Bespoke capabilities bring History to the Present in New York
Testing Brooklyn’s Newest Playground at Domino Park in Williamsburg
(article taken from New York Times, 7th June 2018 by Daniel McDermon)
One of this weekend’s most anticipated art openings in Williamsburg has all the signature Brooklyn components: a postindustrial setting; the use of reclaimed materials; a nearby boutique taqueria; and a historical motif. And, yes, it’s a playground.
Designed by the artist Mark Reigelman, the playground sits at the northern end of Domino Park, a six-acre recreation area along the waterfront that opens to the public on Sunday. The green space is a central attraction in a sprawling project being developed by Two Trees Management just north of the Williamsburg Bridge, on the site of the former Domino Sugar refinery. The park nods to the history of the refinery by incorporating its industrial remnants, including syrup collection tanks.
Now the site’s previous life has inspired Mr. Reigelman’s design for the playground. As children proceed through the playground’s three sections, he explained, they mimic the refining process. “The idea is that a child enters as raw sugar cane,” Mr. Reigelman said, “and exits at the last portion of the playground as molasses, or sugar cubes.”
Practically speaking, this means that children first climb a steep ramp into a cabin, then proceed through a series of tunnels, climbers, slides and catwalks through a rudimentary version of the manufacturing process. Signs evoke the refinery, and mechanical elements borrowed from the site include spinning valve wheels that were cast from Domino Sugar originals.

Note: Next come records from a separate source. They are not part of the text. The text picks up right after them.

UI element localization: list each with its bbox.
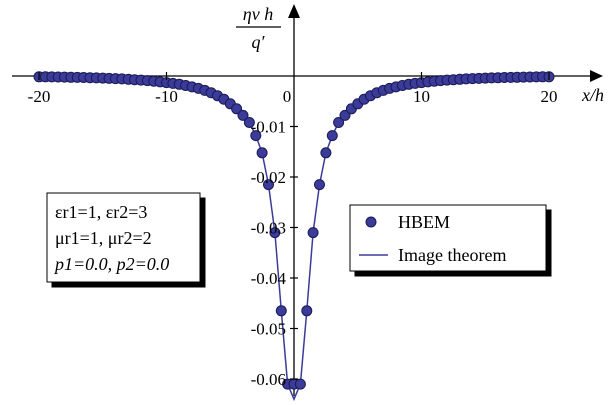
parameters-box: εr1=1, εr2=3 μr1=1, μr2=2 p1=0.0, p2=0.0 bbox=[46, 192, 201, 283]
hbem-series bbox=[33, 71, 555, 390]
hbem-point bbox=[320, 147, 332, 159]
hbem-point bbox=[307, 227, 319, 239]
x-tick-label: -10 bbox=[155, 87, 178, 106]
x-axis-label: x/h bbox=[581, 85, 604, 105]
parameters-line-2: μr1=1, μr2=2 bbox=[55, 228, 152, 248]
y-tick-label: -0.02 bbox=[251, 168, 286, 187]
hbem-point bbox=[231, 103, 243, 115]
y-tick-label: -0.03 bbox=[251, 219, 286, 238]
x-tick-label: 20 bbox=[541, 87, 558, 106]
y-tick-label: -0.01 bbox=[251, 118, 286, 137]
x-tick-label: 0 bbox=[283, 87, 292, 106]
hbem-point bbox=[275, 305, 287, 317]
y-tick-label: -0.05 bbox=[251, 320, 286, 339]
legend: HBEM Image theorem bbox=[349, 204, 547, 272]
hbem-point bbox=[237, 109, 249, 121]
y-axis-label: ηv h q′ bbox=[236, 4, 281, 52]
hbem-point bbox=[333, 117, 345, 128]
hbem-point bbox=[294, 378, 306, 390]
legend-image-theorem-label: Image theorem bbox=[398, 245, 506, 265]
parameters-line-3: p1=0.0, p2=0.0 bbox=[53, 254, 169, 274]
y-axis-label-numerator: ηv h bbox=[243, 4, 273, 24]
tick-labels: -20 -10 0 10 20 -0.01 -0.02 -0.03 -0.04 -0.05 -0.0… bbox=[28, 72, 558, 389]
hbem-point bbox=[269, 227, 281, 239]
hbem-point bbox=[339, 109, 351, 121]
hbem-point bbox=[326, 130, 338, 142]
parameters-line-1: εr1=1, εr2=3 bbox=[55, 202, 147, 222]
x-tick-label: 10 bbox=[413, 87, 430, 106]
parameters-box-frame bbox=[46, 192, 201, 283]
legend-hbem-label: HBEM bbox=[398, 212, 450, 232]
y-tick-label: -0.04 bbox=[251, 269, 287, 288]
legend-hbem-marker bbox=[365, 216, 377, 228]
y-axis-arrow bbox=[288, 4, 300, 18]
hbem-point bbox=[243, 117, 255, 128]
y-tick-label: -0.06 bbox=[251, 370, 286, 389]
legend-frame bbox=[349, 204, 547, 272]
hbem-point bbox=[314, 179, 325, 191]
x-tick-label: -20 bbox=[28, 87, 51, 106]
hbem-point bbox=[256, 147, 268, 159]
hbem-point bbox=[250, 130, 262, 142]
y-axis-label-denominator: q′ bbox=[252, 32, 266, 52]
hbem-point bbox=[263, 179, 274, 191]
hbem-point bbox=[301, 305, 313, 317]
x-axis-arrow bbox=[590, 70, 603, 82]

That might seem like a jarring scenario amid concerns about the health hazards of sugar and childhood obesity. But imagery aside, the play equipment is challenging enough to make clear that this is a place for burning calories, not consuming them. It’s more “American Ninja Warrior” training course than Wonka tour. And the manufacturing conceit is so subtle that children are unlikely to walk away with a candy jones.
“I do not want kids to be learning how to make sugar,” Mr. Reigelman said.
“What kids should be learning here is language, social dynamics, physicality,” he added. “Like how to move through space and get through challenging obstacles.”
Mr. Reigelman is best known for public installations that fuse playfulness with history, such as “The Meeting House,” a canted Quaker-style house installed last year on the Rose Fitzgerald Kennedy Greenway in Boston.
This was his first playground design, and he spent hours in New York parks, studying the use of materials, the arrangement of sightlines and layout. Playground rules in the city generally forbid adults without children. So during the design process, which started two years ago, Mr. Reigelman said, “I had to borrow friends’ children.”
A couple of weeks before the opening, I accompanied three Brooklyn-based playground critics — my children, who are 7, 5 and 2 — on an extensive test of Mr. Reigelman’s venture. They leapt. They gamboled. They fell. And then, after a (healthy) snack break, I asked them for their impressions.
“Oh my!” said the oldest.
“Oh my!” said his sister.
The youngest held his tongue, but flung himself headfirst through a low entryway and declined several invitations to leave.
I scheduled a second interview a week later. Their highest praise went to the central portion of Mr. Reigelman’s design, the 26-foot-high silo enveloping ladders, webbed climbing material and the entrance to a slide that is far more precipitous than it seemed from outside. On the whole, the critics agreed, the space was worth recommending to a friend.